Isobel.
"Because no one else ever cared enough for me to kiss me, except Mrs.
Parsons, and she has given it up now that the other boys are here."
"Does not your father kiss you?" she asked.
"Yes, once a week, on Sunday evening when I go to bed. Because I don't
count that."
"No, I understand," said Isobel, thinking of her own father, then added
hastily, "it must be sad not to have a mother."
"It is," he answered, "especially when one is ill as I have been, and
must lie so long in bed with pains in the head. You know I had an
abscess in the ear and it hurt very much."
"I didn't know. We heard you were ill and mother wanted to come to see
you. Father wouldn't let her. He thought it might be measles and he is
afraid of catching things."
"Yes," replied Godfrey without surprise. "It wasn't measles, but if it
had been you might have caught them, so of course he was right to be
careful."
"Oh! he wasn't thinking of me or Mummy, he was thinking of himself,"
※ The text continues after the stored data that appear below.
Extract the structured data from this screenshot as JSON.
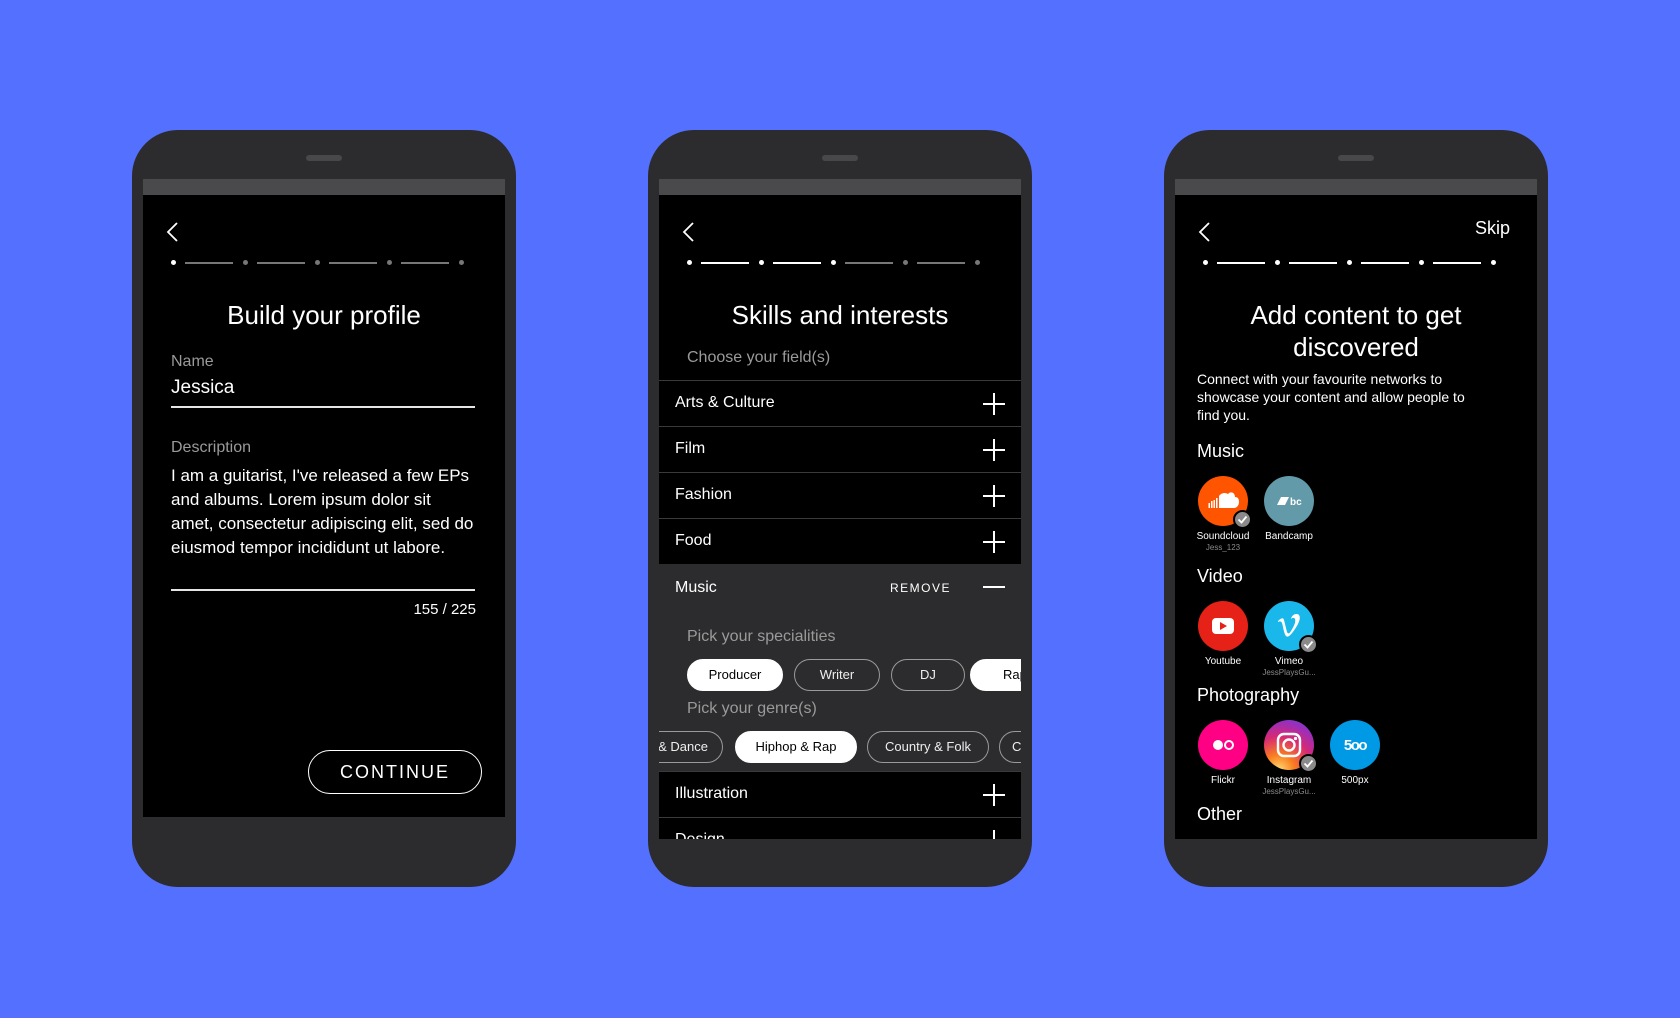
{
  "colors": {
    "background": "#5470ff",
    "phone": "#2c2c2e",
    "screen": "#000000",
    "accent": "#ffffff"
  },
  "phone1": {
    "title": "Build your profile",
    "name_label": "Name",
    "name_value": "Jessica",
    "description_label": "Description",
    "description_value": "I am a guitarist, I've released a few EPs and albums.  Lorem ipsum dolor sit amet, consectetur adipiscing elit, sed do eiusmod tempor incididunt ut labore.",
    "char_counter": "155 / 225",
    "continue_label": "CONTINUE",
    "progress_step": 1,
    "progress_total": 5
  },
  "phone2": {
    "title": "Skills and interests",
    "subtitle": "Choose your field(s)",
    "fields": [
      "Arts & Culture",
      "Film",
      "Fashion",
      "Food"
    ],
    "expanded_field": "Music",
    "remove_label": "REMOVE",
    "specialities_label": "Pick your specialities",
    "specialities": [
      {
        "label": "Producer",
        "selected": true
      },
      {
        "label": "Writer",
        "selected": false
      },
      {
        "label": "DJ",
        "selected": false
      },
      {
        "label": "Rap",
        "selected": true
      }
    ],
    "genres_label": "Pick your genre(s)",
    "genres": [
      {
        "label": "Electronic & Dance",
        "selected": false
      },
      {
        "label": "Hiphop & Rap",
        "selected": true
      },
      {
        "label": "Country & Folk",
        "selected": false
      },
      {
        "label": "Classical",
        "selected": false
      }
    ],
    "after_fields": [
      "Illustration",
      "Design"
    ],
    "progress_step": 2,
    "progress_total": 5
  },
  "phone3": {
    "skip_label": "Skip",
    "title_line1": "Add content to get",
    "title_line2": "discovered",
    "description": "Connect with your favourite networks to showcase your content and allow people to find you.",
    "sections": {
      "music": "Music",
      "video": "Video",
      "photography": "Photography",
      "other": "Other"
    },
    "networks": {
      "soundcloud": {
        "name": "Soundcloud",
        "user": "Jess_123",
        "connected": true,
        "color": "#ff5500",
        "icon": "soundcloud-icon"
      },
      "bandcamp": {
        "name": "Bandcamp",
        "user": "",
        "connected": false,
        "color": "#629aa9",
        "icon": "bandcamp-icon"
      },
      "youtube": {
        "name": "Youtube",
        "user": "",
        "connected": false,
        "color": "#e62117",
        "icon": "youtube-icon"
      },
      "vimeo": {
        "name": "Vimeo",
        "user": "JessPlaysGu...",
        "connected": true,
        "color": "#1ab7ea",
        "icon": "vimeo-icon"
      },
      "flickr": {
        "name": "Flickr",
        "user": "",
        "connected": false,
        "color": "#ff0084",
        "icon": "flickr-icon"
      },
      "instagram": {
        "name": "Instagram",
        "user": "JessPlaysGu...",
        "connected": true,
        "color": "#c13584",
        "icon": "instagram-icon"
      },
      "fivehundredpx": {
        "name": "500px",
        "user": "",
        "connected": false,
        "color": "#0099e5",
        "icon": "500px-icon",
        "glyph": "5oo"
      }
    },
    "progress_step": 5,
    "progress_total": 5
  }
}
blurted out Isobel with the candour of youth.
"Big, strong men don't catch measles," said Godfrey in mild
astonishment.
"He says they do, and that they are very dangerous when you are grown
up. Why are you alone here, and what are you working at?"
"My father has kept me in as a punishment because I did my sums wrong.
The other boys have gone out bird-nesting, but I have to stop here
until I get them right. I don't know when that will be," he added with
a sigh, "as I hate rule of three and can't do it."
"Rule of three," said Isobel, "I'm quite good at it. You see I like
figures. My father says it is the family business instinct. Here, let
me try. Move to the other side of that big chair, there's plenty of
room for two, and show it to me."
He obeyed with alacrity and soon the brown head and the fair one were
bent together over the scrawled sheet. Isobel, who had really a budding
talent for mathematics, worked out the sum, or rather the sums, without
difficulty and then, with guile acquired under the governess regime,
made him copy them and destroyed all traces of her own handiwork.
"Are you as stupid at everything as you are at sums?" she asked when he
had finished, rising from the chair and seating herself on the edge of
the table.
"What a rude thing to ask! Of course not," he replied indignantly. "I
am very good at Latin and history, which I like. But you see father
doesn't care much for them. He was a Wrangler, you know."